One condition only—the revenue of one hundred and fifty thousand of these bonds is to be subject to Booker Washington's order to be used by him first for his wants and those of his family during his life or the life of his widow—if any surplus is left he can use it for Tuskegee. I wish that great and good man to be free from pecuniary cares that he may devote himself wholly to his great Mission.

To me he seems one of the foremost of living men because his work is unique. The Modern Moses, who leads his race and lifts it through Education to even better and higher things than a land overflowing with milk and honey—History is to know two Washingtons, one white, the other black, both Fathers of their people.
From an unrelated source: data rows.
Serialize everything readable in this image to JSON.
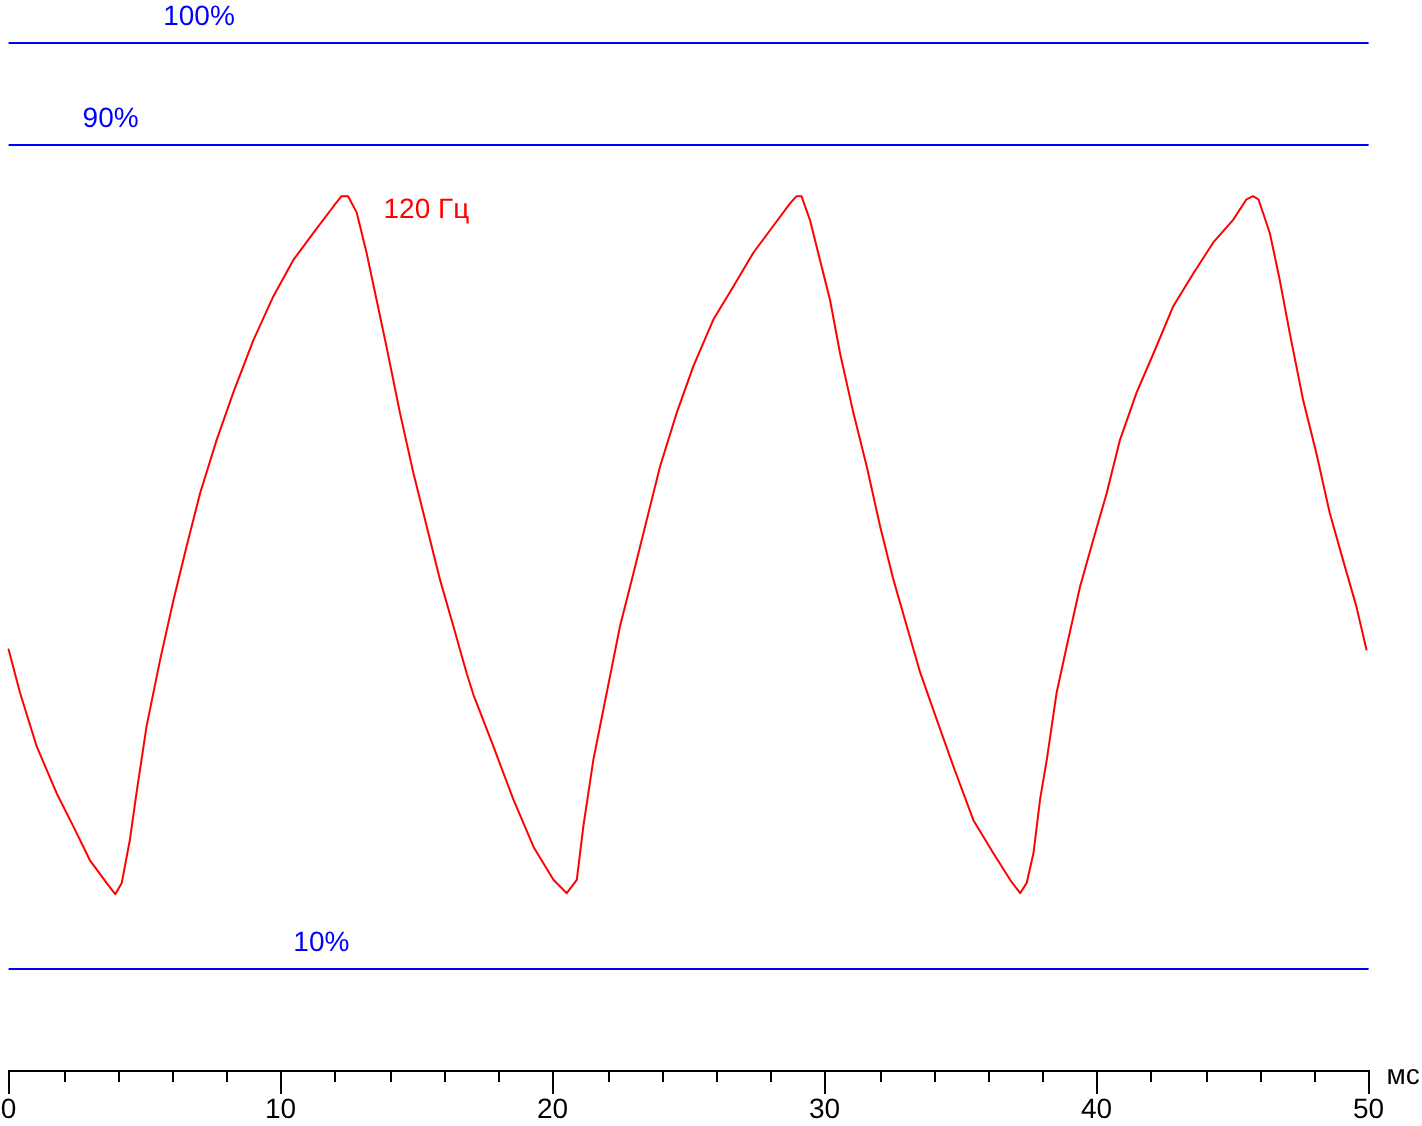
{
  "chart_data": {
    "type": "line",
    "xlabel": "мс",
    "x": [
      0,
      0.42,
      1.03,
      1.77,
      2.38,
      2.99,
      3.6,
      3.92,
      4.16,
      4.46,
      4.7,
      5.07,
      5.57,
      6.06,
      6.54,
      7.04,
      7.65,
      8.26,
      9.0,
      9.74,
      10.47,
      11.2,
      11.94,
      12.24,
      12.48,
      12.8,
      13.16,
      13.53,
      13.89,
      14.39,
      14.88,
      15.37,
      15.86,
      16.35,
      16.84,
      17.09,
      17.82,
      18.56,
      19.3,
      20.03,
      20.52,
      20.89,
      21.13,
      21.5,
      21.99,
      22.48,
      22.97,
      23.46,
      23.95,
      24.56,
      25.18,
      25.91,
      26.64,
      27.38,
      28.11,
      28.73,
      28.97,
      29.15,
      29.46,
      29.83,
      30.2,
      30.57,
      31.06,
      31.55,
      32.04,
      32.53,
      33.02,
      33.51,
      34.12,
      34.74,
      35.47,
      36.2,
      36.82,
      37.19,
      37.43,
      37.68,
      37.92,
      38.17,
      38.53,
      38.9,
      39.39,
      39.88,
      40.37,
      40.86,
      41.47,
      42.09,
      42.82,
      43.56,
      44.29,
      45.02,
      45.51,
      45.75,
      45.95,
      46.37,
      46.73,
      47.1,
      47.59,
      48.08,
      48.57,
      49.06,
      49.55,
      49.92
    ],
    "series": [
      {
        "name": "120 Гц",
        "color": "#ff0000",
        "values": [
          40.9,
          36.7,
          31.5,
          26.9,
          23.7,
          20.4,
          18.2,
          17.1,
          18.2,
          22.4,
          26.9,
          33.4,
          39.9,
          45.7,
          50.9,
          56.1,
          61.3,
          65.9,
          71.0,
          75.3,
          78.8,
          81.4,
          84.0,
          85.0,
          85.0,
          83.4,
          79.5,
          74.9,
          70.4,
          63.9,
          58.1,
          52.9,
          47.7,
          43.2,
          38.6,
          36.5,
          31.5,
          26.3,
          21.7,
          18.5,
          17.2,
          18.5,
          23.7,
          30.2,
          36.7,
          43.2,
          48.3,
          53.5,
          58.7,
          63.9,
          68.5,
          73.0,
          76.2,
          79.5,
          82.1,
          84.3,
          85.0,
          85.0,
          82.7,
          78.8,
          74.9,
          69.7,
          63.9,
          58.7,
          52.9,
          47.7,
          43.2,
          38.7,
          34.1,
          29.5,
          24.3,
          21.1,
          18.5,
          17.2,
          18.2,
          21.1,
          26.3,
          30.2,
          36.7,
          41.2,
          47.0,
          51.6,
          56.1,
          61.3,
          65.9,
          69.7,
          74.3,
          77.5,
          80.5,
          82.7,
          84.7,
          85.0,
          84.7,
          81.4,
          76.9,
          71.7,
          65.2,
          60.0,
          54.2,
          49.6,
          45.1,
          40.9
        ]
      }
    ],
    "xlim": [
      0,
      50
    ],
    "xticks": [
      0,
      {
        "value": 2,
        "label": null
      },
      {
        "value": 4,
        "label": null
      },
      {
        "value": 6,
        "label": null
      },
      {
        "value": 8,
        "label": null
      },
      10,
      {
        "value": 12,
        "label": null
      },
      {
        "value": 14,
        "label": null
      },
      {
        "value": 16,
        "label": null
      },
      {
        "value": 18,
        "label": null
      },
      20,
      {
        "value": 22,
        "label": null
      },
      {
        "value": 24,
        "label": null
      },
      {
        "value": 26,
        "label": null
      },
      {
        "value": 28,
        "label": null
      },
      30,
      {
        "value": 32,
        "label": null
      },
      {
        "value": 34,
        "label": null
      },
      {
        "value": 36,
        "label": null
      },
      {
        "value": 38,
        "label": null
      },
      40,
      {
        "value": 42,
        "label": null
      },
      {
        "value": 44,
        "label": null
      },
      {
        "value": 46,
        "label": null
      },
      {
        "value": 48,
        "label": null
      },
      50
    ],
    "ylim": [
      0,
      100
    ],
    "tick_labels": "x",
    "ref_lines": [
      {
        "axis": "y",
        "value": 100,
        "label": "100%",
        "color": "#0000ff"
      },
      {
        "axis": "y",
        "value": 90,
        "label": "90%",
        "color": "#0000ff"
      },
      {
        "axis": "y",
        "value": 10,
        "label": "10%",
        "color": "#0000ff"
      }
    ]
  }
}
I am satisfied that the serious race question of the South is to be solved wisely only by following Booker Washington's policy which he seems to have been specially born—a slave among slaves—to establish, and even in his own day, greatly to advance.
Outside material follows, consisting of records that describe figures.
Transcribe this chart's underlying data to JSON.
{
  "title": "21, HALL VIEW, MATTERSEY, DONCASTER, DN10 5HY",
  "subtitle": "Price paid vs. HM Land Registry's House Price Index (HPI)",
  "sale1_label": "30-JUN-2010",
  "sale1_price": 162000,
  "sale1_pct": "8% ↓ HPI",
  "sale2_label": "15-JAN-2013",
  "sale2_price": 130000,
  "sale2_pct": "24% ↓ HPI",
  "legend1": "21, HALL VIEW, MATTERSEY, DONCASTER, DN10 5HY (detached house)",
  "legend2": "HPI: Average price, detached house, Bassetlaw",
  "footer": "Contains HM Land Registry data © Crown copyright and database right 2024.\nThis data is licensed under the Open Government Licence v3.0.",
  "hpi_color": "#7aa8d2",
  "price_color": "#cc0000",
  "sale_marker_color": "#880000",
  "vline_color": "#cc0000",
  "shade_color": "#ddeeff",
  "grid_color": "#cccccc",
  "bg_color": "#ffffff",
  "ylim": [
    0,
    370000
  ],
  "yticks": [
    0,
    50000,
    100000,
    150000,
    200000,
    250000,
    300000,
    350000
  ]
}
So glad to be able to assist this good work in which you and others are engaged.

Yours truly,

(Signed) Andrew Carnegie.

To Mr. Wm. H. Baldwin, Jr., New York City, N.Y.

This great gift delighted Booker Washington not only for what it meant directly to his work, but because it so strikingly illustrated a truth which he had long and insistently impressed upon his staff and his students: namely, that if every dollar contributed were made to do the work of two, more dollars would be forthcoming from the same source.

The two events upon which Booker Washington's popular fame chiefly rests are his speech before the Cotton States Exposition in Atlanta, Ga., in 1895, and the publication of "Up from Slavery" five years later. Since "Up from Slavery" played so great a part in aiding its author to secure funds for his work it seems appropriate to give here some account of how it came to be written, how it was written, and how it was received.

In the year 1900 the editors of the Outlook decided to illustrate in the concrete the opportunities of America by getting some of the Americans of greatest achievement to tell how they had risen by their own efforts from the very depths of untoward circumstances. For this purpose they selected Jacob A. Riis and Booker T. Washington. After much hesitancy on his part and urgency on theirs Booker Washington finally agreed to write the story of his life for serial publication in the Outlook. His hesitancy was due merely to the fact that he could not believe that the events of his life would be of any interest to the public. So convinced was he in this belief that he had the greatest difficulty in starting to write even after he had agreed to do so. Finally, after a particularly urgent letter from the editors, he stole some hours from his absorbing and exacting duties at Tuskegee to write the first chapter. After these efforts had been typewritten by his stenographer they produced only three and one-half pages—an amount of copy discouragingly inadequate for the first installment. He mailed the material, however, with a line of apology for its inadequacy and promising to send more the next day. On receipt of this scant initial copy the editors wrote him a letter of congratulation and approval which greatly encouraged him, in spite of his heavy and unrelenting administrative duties, to push ahead with new courage. Notwithstanding, however, the best intentions on the part of the writer and the most patiently insistent reminders on the part of the editors there were many and wide gaps in the supposedly consecutive series of chapters before the story was finally finished. Much of the story he dragged from his tired brain, and jotted down on odds and ends of paper on trains, while waiting in railway stations, in hotels, and in ten and fifteen minute intervals snatched from overburdened days in his office. The fact that it was a physical impossibility to give adequate time and attention to so important a piece of work distressed him and made him feel even more apologetic about the product.